Rencana pengembangan kawasan Meikarta pada akhirnya memang diharapkan mampu mendorong dan meningkatkan pendapatan perkapita Kabupaten Bekasi yang tengah berada dalam tahap transformasi struktural

  • Pabrik semen di kawasan Cikarang, Kabupaten Bekasi, Jawa Barat, Jumat (1/9). Validnews/Agung Natanael
    Pabrik semen di kawasan Cikarang, Kabupaten Bekasi, Jawa Barat, Jumat (1/9). Validnews/Agung Natanael

    Oleh: Dr. Nugroho Pratomo*

    Pertumbuhan kota-kota di Indonesia terutama di Jawa relatif sangat cepat dan masif. Hal tersebut secara umum terkait dengan pertumbuhan jumlah penduduk yang juga pesat. Karenanya, kebutuhan atas perumahan menjadi sesuatu yang tidak terelakan lagi. Terlebih pada daerah-daerah yang menjadi pusat-pusat perekonomian, dimana terdapat berbagai kegiatan bisnis dan industri.

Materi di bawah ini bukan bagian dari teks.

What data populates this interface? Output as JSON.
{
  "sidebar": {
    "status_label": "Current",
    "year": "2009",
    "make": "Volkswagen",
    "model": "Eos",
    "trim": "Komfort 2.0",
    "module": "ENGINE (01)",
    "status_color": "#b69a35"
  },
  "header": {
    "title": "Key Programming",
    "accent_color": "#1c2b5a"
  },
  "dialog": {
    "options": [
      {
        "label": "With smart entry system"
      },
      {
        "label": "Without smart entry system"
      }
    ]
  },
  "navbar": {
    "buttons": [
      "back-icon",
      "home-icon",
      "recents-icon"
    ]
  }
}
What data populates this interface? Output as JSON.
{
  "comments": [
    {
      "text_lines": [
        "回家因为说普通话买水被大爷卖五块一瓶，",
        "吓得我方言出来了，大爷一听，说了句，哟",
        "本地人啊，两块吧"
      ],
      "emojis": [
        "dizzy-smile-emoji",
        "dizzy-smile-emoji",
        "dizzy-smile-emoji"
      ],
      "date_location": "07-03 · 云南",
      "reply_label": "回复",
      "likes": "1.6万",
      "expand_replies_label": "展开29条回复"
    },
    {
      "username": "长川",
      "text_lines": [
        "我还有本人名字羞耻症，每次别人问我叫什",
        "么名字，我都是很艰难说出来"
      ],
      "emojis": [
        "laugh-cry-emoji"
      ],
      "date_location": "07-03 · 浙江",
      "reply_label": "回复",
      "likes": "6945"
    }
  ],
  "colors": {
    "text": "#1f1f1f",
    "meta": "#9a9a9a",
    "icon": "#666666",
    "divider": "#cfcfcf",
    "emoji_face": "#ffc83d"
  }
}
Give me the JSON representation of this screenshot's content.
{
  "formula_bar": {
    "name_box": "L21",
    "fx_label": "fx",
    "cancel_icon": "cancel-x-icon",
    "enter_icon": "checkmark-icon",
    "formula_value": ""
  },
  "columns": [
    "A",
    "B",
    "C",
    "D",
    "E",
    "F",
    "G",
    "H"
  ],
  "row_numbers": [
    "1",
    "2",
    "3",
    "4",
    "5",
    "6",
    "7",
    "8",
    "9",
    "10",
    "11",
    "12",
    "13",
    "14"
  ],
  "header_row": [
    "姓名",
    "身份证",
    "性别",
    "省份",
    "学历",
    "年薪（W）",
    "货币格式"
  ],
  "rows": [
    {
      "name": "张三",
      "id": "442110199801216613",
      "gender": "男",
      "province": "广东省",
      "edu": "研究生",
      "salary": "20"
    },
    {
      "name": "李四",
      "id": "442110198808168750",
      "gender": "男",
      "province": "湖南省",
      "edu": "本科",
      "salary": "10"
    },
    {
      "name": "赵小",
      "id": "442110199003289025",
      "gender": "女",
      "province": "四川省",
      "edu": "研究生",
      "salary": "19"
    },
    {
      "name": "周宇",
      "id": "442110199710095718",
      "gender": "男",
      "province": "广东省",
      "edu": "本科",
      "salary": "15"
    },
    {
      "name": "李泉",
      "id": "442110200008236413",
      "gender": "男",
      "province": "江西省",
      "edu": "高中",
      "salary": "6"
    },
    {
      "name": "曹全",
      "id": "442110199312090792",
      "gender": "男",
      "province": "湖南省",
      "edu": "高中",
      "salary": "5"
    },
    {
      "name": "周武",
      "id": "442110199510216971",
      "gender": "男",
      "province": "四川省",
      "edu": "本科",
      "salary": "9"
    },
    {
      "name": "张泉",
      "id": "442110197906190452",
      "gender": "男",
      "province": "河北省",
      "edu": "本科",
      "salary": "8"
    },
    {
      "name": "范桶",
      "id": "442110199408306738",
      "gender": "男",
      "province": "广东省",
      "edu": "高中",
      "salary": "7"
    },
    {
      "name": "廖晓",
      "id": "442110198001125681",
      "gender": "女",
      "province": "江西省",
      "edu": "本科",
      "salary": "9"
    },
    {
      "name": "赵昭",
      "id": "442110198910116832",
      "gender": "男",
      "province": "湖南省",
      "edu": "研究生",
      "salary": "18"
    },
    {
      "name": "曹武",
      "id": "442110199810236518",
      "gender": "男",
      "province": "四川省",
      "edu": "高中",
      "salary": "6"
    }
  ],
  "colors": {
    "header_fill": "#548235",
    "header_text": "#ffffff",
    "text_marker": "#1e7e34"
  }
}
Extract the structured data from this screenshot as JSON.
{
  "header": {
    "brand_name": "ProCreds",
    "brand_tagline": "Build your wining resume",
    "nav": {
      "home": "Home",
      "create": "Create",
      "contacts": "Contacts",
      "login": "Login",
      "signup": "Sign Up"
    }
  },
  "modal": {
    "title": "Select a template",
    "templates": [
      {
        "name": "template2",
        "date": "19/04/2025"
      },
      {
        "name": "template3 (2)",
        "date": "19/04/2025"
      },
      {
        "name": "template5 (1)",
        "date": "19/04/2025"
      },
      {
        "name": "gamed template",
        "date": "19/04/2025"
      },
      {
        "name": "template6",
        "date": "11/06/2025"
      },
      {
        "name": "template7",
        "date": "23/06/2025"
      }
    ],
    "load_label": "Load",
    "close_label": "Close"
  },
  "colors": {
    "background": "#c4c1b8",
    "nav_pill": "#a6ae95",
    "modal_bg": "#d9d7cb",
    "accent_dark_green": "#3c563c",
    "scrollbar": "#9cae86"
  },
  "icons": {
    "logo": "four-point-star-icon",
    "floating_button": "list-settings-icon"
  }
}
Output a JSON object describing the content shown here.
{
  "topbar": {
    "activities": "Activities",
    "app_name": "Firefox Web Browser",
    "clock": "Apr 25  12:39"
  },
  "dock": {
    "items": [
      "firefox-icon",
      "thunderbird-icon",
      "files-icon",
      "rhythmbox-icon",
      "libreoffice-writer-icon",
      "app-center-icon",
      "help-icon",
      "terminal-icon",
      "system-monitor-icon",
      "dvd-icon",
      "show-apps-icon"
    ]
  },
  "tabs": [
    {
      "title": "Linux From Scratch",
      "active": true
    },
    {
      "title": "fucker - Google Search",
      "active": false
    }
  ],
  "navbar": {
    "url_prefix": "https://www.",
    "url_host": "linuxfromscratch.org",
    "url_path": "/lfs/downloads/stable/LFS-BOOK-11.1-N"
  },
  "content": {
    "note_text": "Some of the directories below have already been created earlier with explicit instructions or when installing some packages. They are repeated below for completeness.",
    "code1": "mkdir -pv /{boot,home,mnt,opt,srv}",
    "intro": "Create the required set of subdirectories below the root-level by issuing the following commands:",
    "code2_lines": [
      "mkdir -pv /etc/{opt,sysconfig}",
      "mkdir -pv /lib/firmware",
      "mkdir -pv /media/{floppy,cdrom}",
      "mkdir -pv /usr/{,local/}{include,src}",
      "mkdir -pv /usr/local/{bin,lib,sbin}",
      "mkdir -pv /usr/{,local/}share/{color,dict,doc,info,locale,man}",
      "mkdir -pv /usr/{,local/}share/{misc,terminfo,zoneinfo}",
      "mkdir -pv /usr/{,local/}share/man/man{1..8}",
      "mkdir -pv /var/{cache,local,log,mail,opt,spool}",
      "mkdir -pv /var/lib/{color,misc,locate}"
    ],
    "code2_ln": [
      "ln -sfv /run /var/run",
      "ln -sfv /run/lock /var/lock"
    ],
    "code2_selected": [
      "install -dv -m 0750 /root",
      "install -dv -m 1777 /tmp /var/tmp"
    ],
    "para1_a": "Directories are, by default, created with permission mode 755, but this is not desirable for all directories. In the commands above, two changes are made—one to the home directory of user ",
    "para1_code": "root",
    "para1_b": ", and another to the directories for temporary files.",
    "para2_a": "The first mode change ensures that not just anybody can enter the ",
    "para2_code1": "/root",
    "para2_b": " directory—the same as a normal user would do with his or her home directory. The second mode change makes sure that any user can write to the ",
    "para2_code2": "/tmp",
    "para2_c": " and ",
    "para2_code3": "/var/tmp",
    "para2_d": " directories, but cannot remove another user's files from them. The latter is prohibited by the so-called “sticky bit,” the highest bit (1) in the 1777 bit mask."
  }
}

    Padatnya daerah-daerah khususnya Jabodetabek, telah mendorong beberapa pengembang perumahan untuk melakukan ekspansi ke berbagai daerah lain. Salah satu wilayah yang kini mengalami pertumbuhan yang pesat adalah Kabupaten Bekasi. Berbagai pusat-pusat industri terus tumbuh di daerah tersebut.

    Keberadaan Kabupaten Bekasi sebagai yang sebelumnya banyak dikenal sebagai produsen padi, kini telah tumbuh sebagai sebuah “perkotaan” baru. Sebagai sebuah daerah yang memiliki status kabupaten, maka Kabupaten Bekasi pada dasarnya memiliki karateristik yang berbeda dengan daerah dengan status kota. Status kabupaten pada awalnya sering dimaknai sebagai “pedesaaan”. Karenanya, secara administratif, daerah yang berada di bawah kabupaten disebut dengan nama desa. Sedangkan pada daerah dengan status kota, daerah dibawahnya disebut dengan kelurahan.

    Kabupaten Bekasi
    Berdasarkan data Kabupaten Bekasi Dalam Angka 2016 (BPS Kabupaten Bekasi, 2016),  secara geografis letak Kabupaten Bekasi berada pada posisi 6° 10’ 53” – 6° 30’ 6” Lintang Selatan dan 106° 48’ 28” -107° 27’ 29” Bujur Timur. Topografinya terbagi atas dua bagian, yaitu dataran rendah yang meliputi sebagian wilayah bagian utara dan dataran bergelombang di wilayah bagian selatan. Ketinggian lokasi antara 6 – 115 meter dan kemiringan 0 – 25°. Luas daerah Kabupaten Bekasi adalah 127.388 Ha.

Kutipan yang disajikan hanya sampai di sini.